I have many favorites for different reasons. The one that is my favorite at the moment is my favorite for a very particular reason. When I set myself to write this book, By Hand, by hand, at the beginning, my handwriting was awful. It used to be OK back when, you know, I used it all the time for everything, but since becoming a writer, I do everything on a computer; your hand becomes just the thing you scribble notes with. So the handwriting becomes terrible. In any book, I always try to do several things, but one of my aims in this book is to see whether I can literally just become a better writer—whether my writing can improve. But the idea, my belief, my hypothesis, was that that was actually connected to my hand, kind of like in Zen archery. In Zen archery, if you are in that moment, and you and the bow and the target are one, you don’t even need to think. I had this theory that if I could get to a certain kind of mental and spiritual state and ignore all of the ten thousand distractions that are usually running through my mind, then my handwriting would start to take care of itself, and the act of writing like that, in turn, would have its effect on me. So when I’m carving, for example, it’s a very calming activity. It’s a form of meditation as I’m doing it. And as I got toward the end, because I’m pretty much finished, I had reached this point where I was no longer trying to dash across the page. I was starting to respect each word, and I was starting to write each word as a unit in itself.

The Mongolian script is, I believe, unique in the world, in that every letter has three versions: an initial, a medial and a final. So, for example, the letter T or TA will have an initial version, which involves a kind of a swoop down, so that each word begins with a kind of fanfare. The medial version is much, much simpler. It may be just a single line or like a little notch coming out, because each word has a spine, a vertical spine. So it may just have a little thing coming out from the spine. But the final version is the most elaborate of all. And so it goes like this, or it goes like that. And so it’s the only script in the world that I know of that is inherently calligraphic. It actually makes you think about how you write each word.
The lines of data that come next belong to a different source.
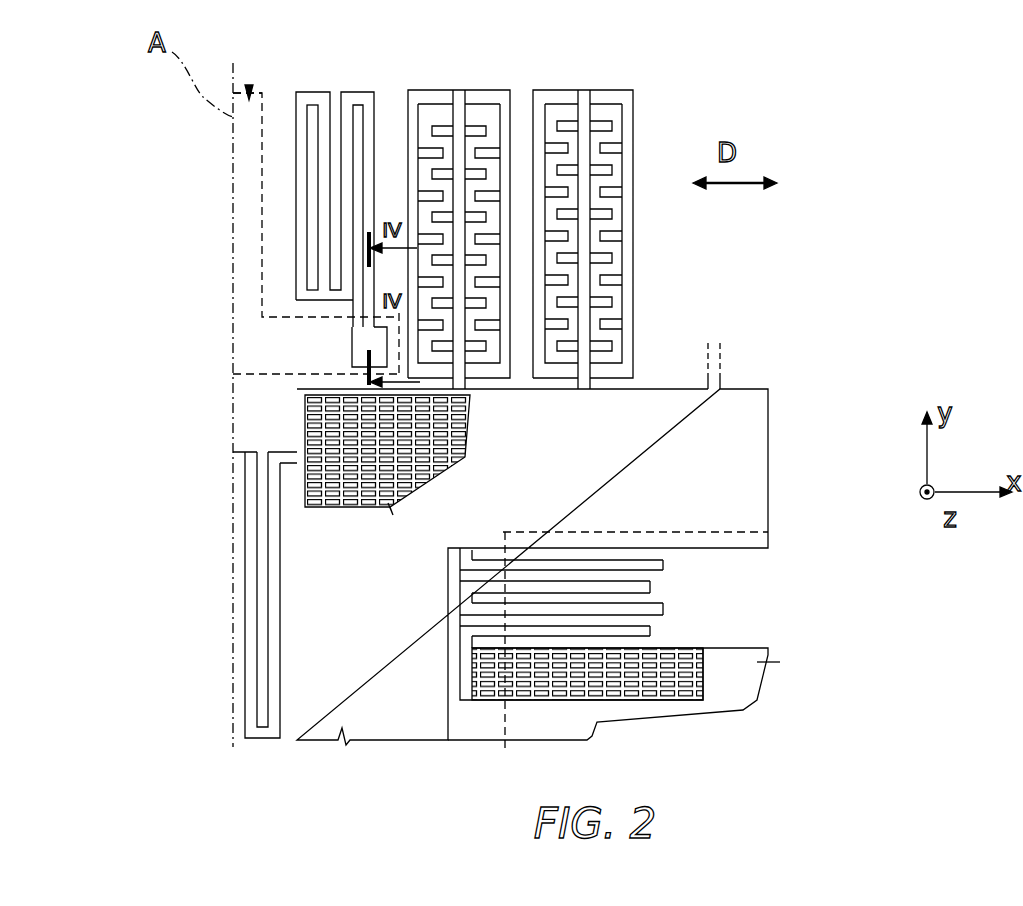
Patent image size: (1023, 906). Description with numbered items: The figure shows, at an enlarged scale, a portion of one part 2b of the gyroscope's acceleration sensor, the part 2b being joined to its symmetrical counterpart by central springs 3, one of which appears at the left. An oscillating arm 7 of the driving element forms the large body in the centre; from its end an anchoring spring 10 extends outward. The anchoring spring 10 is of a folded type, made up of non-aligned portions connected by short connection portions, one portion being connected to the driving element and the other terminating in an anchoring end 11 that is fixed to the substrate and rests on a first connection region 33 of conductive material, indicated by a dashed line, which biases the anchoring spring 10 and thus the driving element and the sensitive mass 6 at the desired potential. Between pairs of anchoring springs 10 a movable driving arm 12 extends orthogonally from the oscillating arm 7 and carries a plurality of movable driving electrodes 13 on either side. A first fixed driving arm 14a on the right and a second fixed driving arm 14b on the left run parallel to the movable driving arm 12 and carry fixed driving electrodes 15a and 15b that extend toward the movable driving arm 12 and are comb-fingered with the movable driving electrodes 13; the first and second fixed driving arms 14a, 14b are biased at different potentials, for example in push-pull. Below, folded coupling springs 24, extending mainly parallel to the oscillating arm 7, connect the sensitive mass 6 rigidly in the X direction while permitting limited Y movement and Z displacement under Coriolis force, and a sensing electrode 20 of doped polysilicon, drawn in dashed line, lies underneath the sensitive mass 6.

The part of the acceleration sensor 2b is at (788, 316).
The central spring 3 is at (250, 653).
The sensitive mass 6 is at (740, 694).
The oscillating arm 7 is at (758, 476).
The anchoring spring 10 is at (320, 193).
The anchoring end 11 is at (367, 352).
The movable driving arm 12 is at (458, 97).
The movable driving electrode 13 is at (472, 162).
The first fixed driving arm 14a is at (635, 237).
The second fixed driving arm 14b is at (414, 122).
The fixed driving electrode 15a is at (620, 330).
The fixed driving electrode 15b is at (445, 125).
The sensing electrode 20 is at (662, 537).
The coupling spring 24 is at (642, 600).
The first connection region 33 is at (237, 142).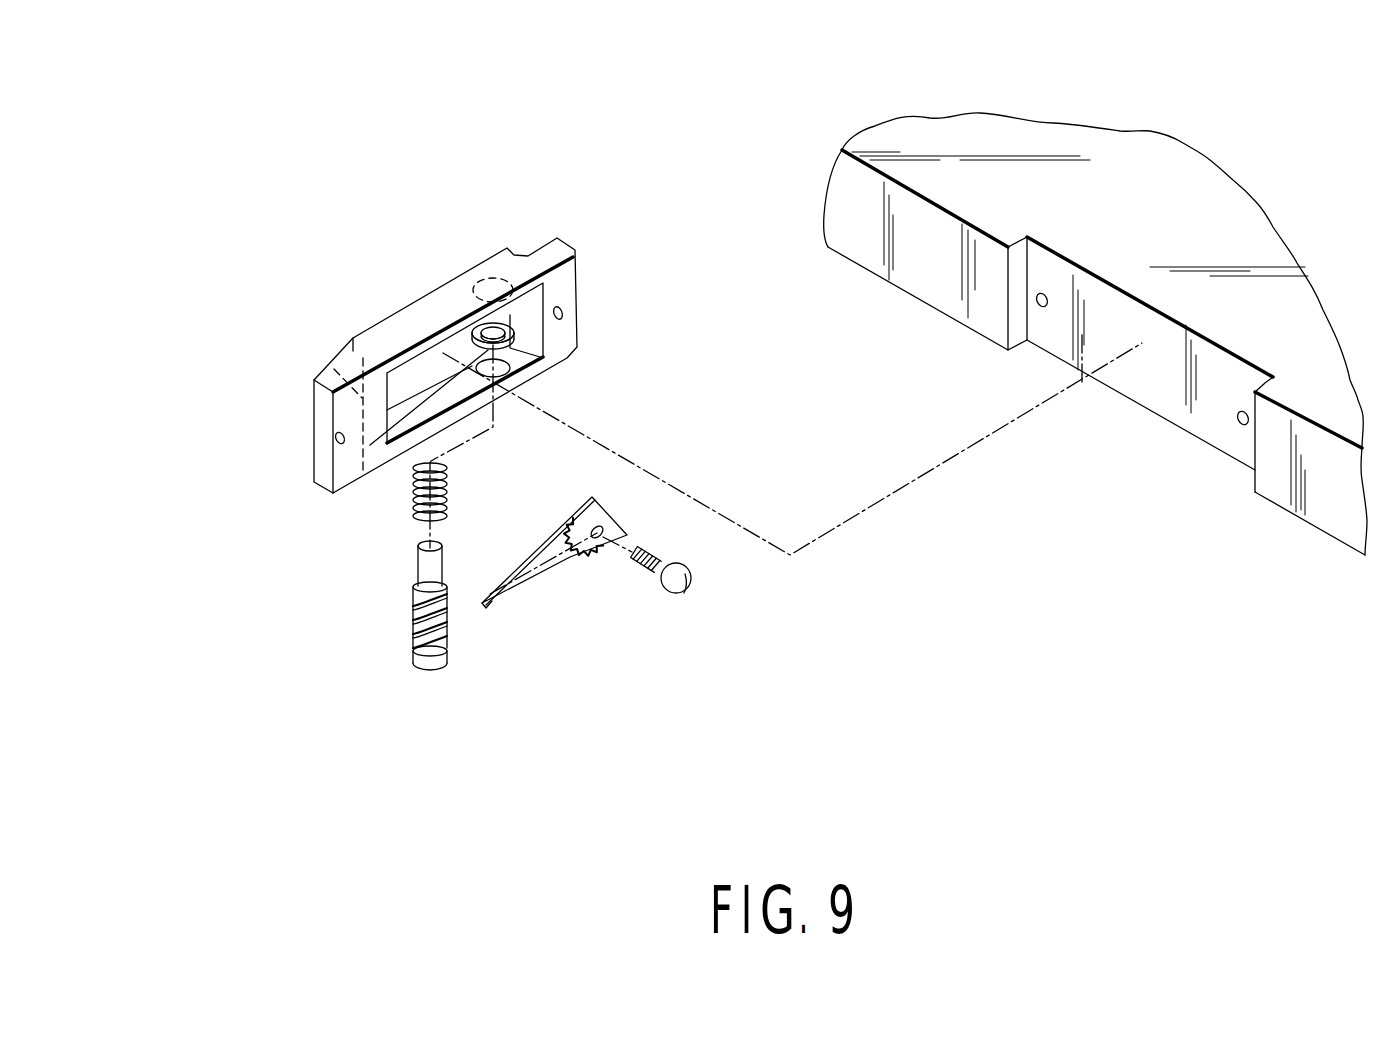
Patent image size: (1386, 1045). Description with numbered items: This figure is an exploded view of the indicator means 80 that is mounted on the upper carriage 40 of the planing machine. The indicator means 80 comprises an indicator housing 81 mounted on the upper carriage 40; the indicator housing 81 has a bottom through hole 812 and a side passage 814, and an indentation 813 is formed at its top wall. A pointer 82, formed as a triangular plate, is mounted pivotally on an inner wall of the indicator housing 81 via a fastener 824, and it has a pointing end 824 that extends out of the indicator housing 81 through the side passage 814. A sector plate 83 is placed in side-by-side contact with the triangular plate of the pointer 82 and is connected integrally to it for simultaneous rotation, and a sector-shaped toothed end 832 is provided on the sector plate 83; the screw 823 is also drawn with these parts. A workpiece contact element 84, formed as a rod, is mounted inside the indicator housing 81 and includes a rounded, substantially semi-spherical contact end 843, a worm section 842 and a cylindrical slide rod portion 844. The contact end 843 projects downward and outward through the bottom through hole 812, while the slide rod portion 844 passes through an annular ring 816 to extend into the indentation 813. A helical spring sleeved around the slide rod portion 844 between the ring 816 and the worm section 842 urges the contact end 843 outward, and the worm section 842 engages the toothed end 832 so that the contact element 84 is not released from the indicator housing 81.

The upper carriage 40 is at (1263, 184).
The indicator means 80 is at (454, 259).
The indicator housing 81 is at (406, 323).
The bottom through hole 812 is at (440, 420).
The indentation 813 is at (508, 272).
The side passage 814 is at (328, 365).
The annular ring 816 is at (512, 316).
The pointer 82 is at (552, 565).
The pointing end 824 is at (492, 603).
The sector plate 83 is at (597, 513).
The sector-shaped toothed end 832 is at (595, 557).
The screw 823 is at (681, 592).
The workpiece contact element 84 is at (434, 576).
The worm section 842 is at (420, 630).
The rounded contact end 843 is at (433, 667).
The cylindrical slide rod portion 844 is at (425, 558).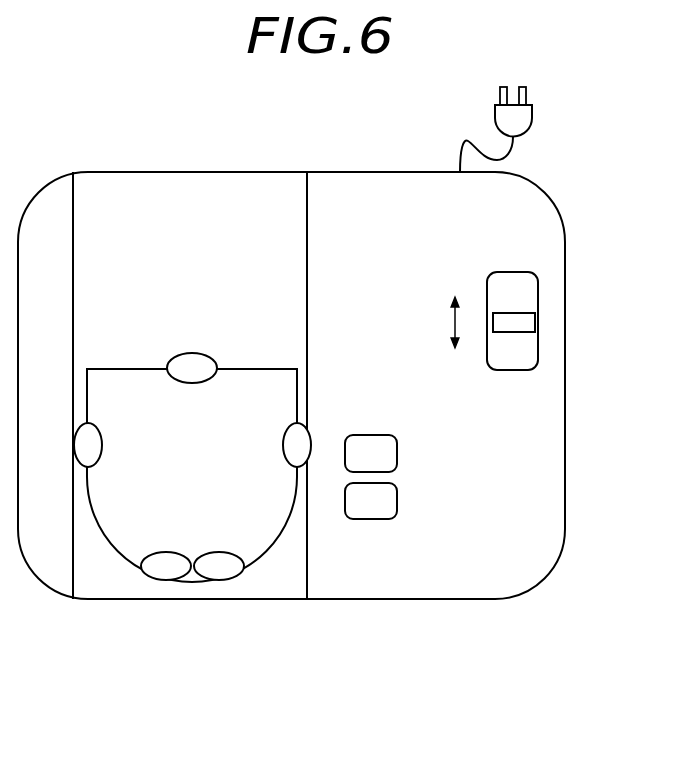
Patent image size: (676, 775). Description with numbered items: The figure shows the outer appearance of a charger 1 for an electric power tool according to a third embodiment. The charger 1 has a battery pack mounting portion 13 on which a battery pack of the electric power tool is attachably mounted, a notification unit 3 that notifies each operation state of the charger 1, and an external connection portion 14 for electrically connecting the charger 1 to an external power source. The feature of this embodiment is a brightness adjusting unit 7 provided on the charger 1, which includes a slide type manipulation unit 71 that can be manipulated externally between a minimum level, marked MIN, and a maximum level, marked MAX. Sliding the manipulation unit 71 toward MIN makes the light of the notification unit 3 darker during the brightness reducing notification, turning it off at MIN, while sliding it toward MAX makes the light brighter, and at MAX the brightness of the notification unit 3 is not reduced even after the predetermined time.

The charger 1 is at (162, 186).
The battery pack mounting portion 13 is at (123, 543).
The notification unit 3 is at (400, 476).
The brightness adjusting unit 7 is at (517, 269).
The manipulation unit 71 is at (533, 325).
The external connection portion 14 is at (533, 117).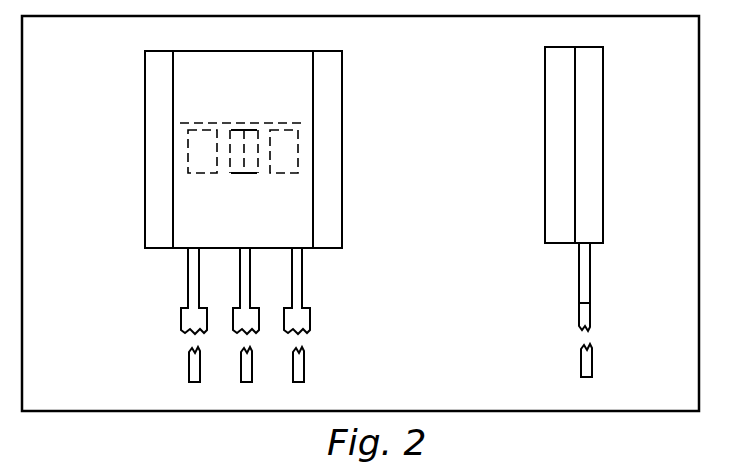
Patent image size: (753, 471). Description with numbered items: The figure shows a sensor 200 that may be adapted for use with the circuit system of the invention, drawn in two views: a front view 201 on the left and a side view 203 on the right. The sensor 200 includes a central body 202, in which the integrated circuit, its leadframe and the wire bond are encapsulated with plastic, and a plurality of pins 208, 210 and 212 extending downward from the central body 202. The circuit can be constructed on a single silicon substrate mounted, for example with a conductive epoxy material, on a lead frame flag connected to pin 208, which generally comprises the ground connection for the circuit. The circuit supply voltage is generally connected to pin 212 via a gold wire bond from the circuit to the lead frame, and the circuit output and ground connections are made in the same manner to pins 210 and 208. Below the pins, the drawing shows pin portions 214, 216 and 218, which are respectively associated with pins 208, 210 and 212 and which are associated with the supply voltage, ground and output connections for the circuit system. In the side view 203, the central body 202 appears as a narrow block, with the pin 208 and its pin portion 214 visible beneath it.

The sensor 200 is at (83, 66).
The front view 201 is at (358, 95).
The central body 202 is at (342, 175).
The side view 203 is at (527, 94).
The pin 208 is at (188, 263).
The pin 210 is at (240, 300).
The pin 212 is at (302, 277).
The pin portion 214 is at (189, 358).
The pin portion 216 is at (241, 366).
The pin portion 218 is at (303, 361).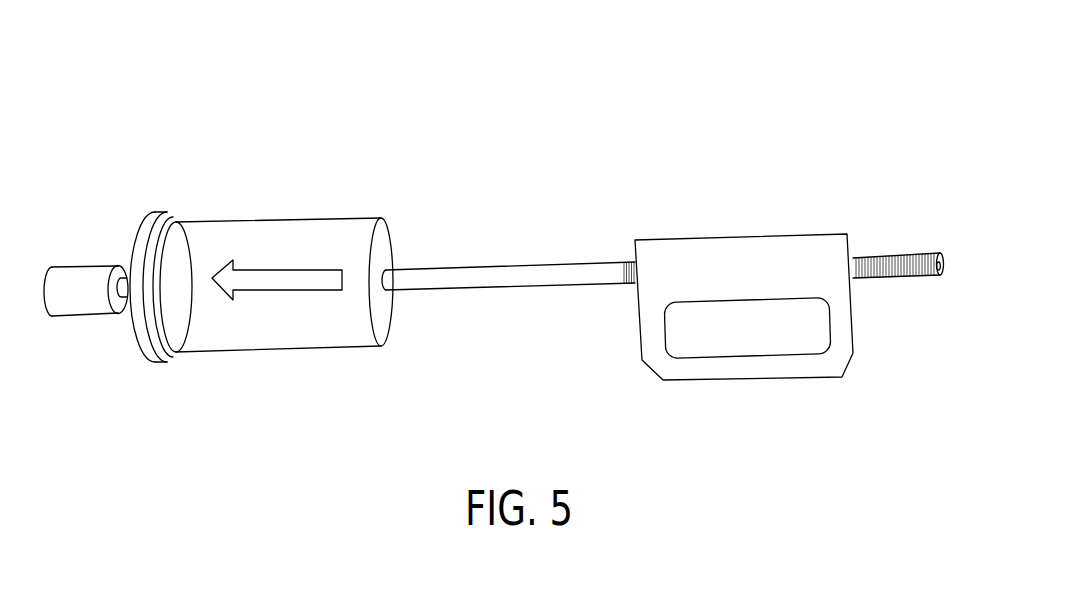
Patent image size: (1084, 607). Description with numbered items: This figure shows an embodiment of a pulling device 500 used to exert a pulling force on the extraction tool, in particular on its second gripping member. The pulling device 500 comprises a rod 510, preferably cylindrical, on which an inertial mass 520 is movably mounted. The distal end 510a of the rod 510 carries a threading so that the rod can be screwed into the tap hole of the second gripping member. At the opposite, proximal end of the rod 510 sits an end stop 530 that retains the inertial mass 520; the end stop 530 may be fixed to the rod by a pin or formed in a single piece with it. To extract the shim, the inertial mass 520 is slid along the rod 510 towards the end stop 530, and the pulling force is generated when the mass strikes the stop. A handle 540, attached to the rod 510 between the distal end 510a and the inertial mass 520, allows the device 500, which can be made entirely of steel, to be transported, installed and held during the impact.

The pulling device 500 is at (420, 112).
The rod 510 is at (491, 275).
The distal end of the rod 510a is at (908, 268).
The inertial mass 520 is at (260, 332).
The end stop 530 is at (88, 277).
The handle 540 is at (658, 352).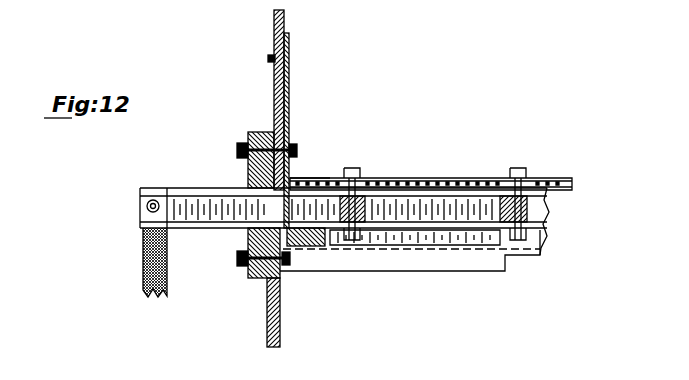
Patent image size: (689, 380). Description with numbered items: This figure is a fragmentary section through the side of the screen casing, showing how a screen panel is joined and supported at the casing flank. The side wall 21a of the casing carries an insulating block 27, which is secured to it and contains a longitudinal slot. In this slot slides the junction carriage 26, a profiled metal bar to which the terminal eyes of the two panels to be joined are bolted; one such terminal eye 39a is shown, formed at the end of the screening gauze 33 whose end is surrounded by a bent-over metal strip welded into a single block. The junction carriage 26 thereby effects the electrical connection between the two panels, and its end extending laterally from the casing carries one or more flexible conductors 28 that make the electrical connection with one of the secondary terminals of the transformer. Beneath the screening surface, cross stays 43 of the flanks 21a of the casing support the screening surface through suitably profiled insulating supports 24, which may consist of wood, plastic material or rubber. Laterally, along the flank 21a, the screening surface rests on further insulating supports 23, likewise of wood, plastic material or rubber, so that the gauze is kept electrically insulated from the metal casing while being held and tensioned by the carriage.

And I was realizing that, if I were writing a B as an initial B, it would be like this. There would be a little extra bit—it doesn’t need to go out that far. If I were writing a B in the middle of the word, it would likely be much more simple. And then, obviously, there are certain letters in the Latin alphabet that you can’t do much with at all, unless you’re like an Elizabethan person signing their signature. But it also meant that if the last letter, for example, were a Y, then you had the opportunity to end the letter with a kind of flourish. So I think the Mongols have really cracked the art of writing by designing a script that is actually meant to be written with élan, as the French would say.

I’d love to go on and on. However, we have to submit to the tyranny of print. And time. I want to thank you very much for sharing your time and your thoughts and your work.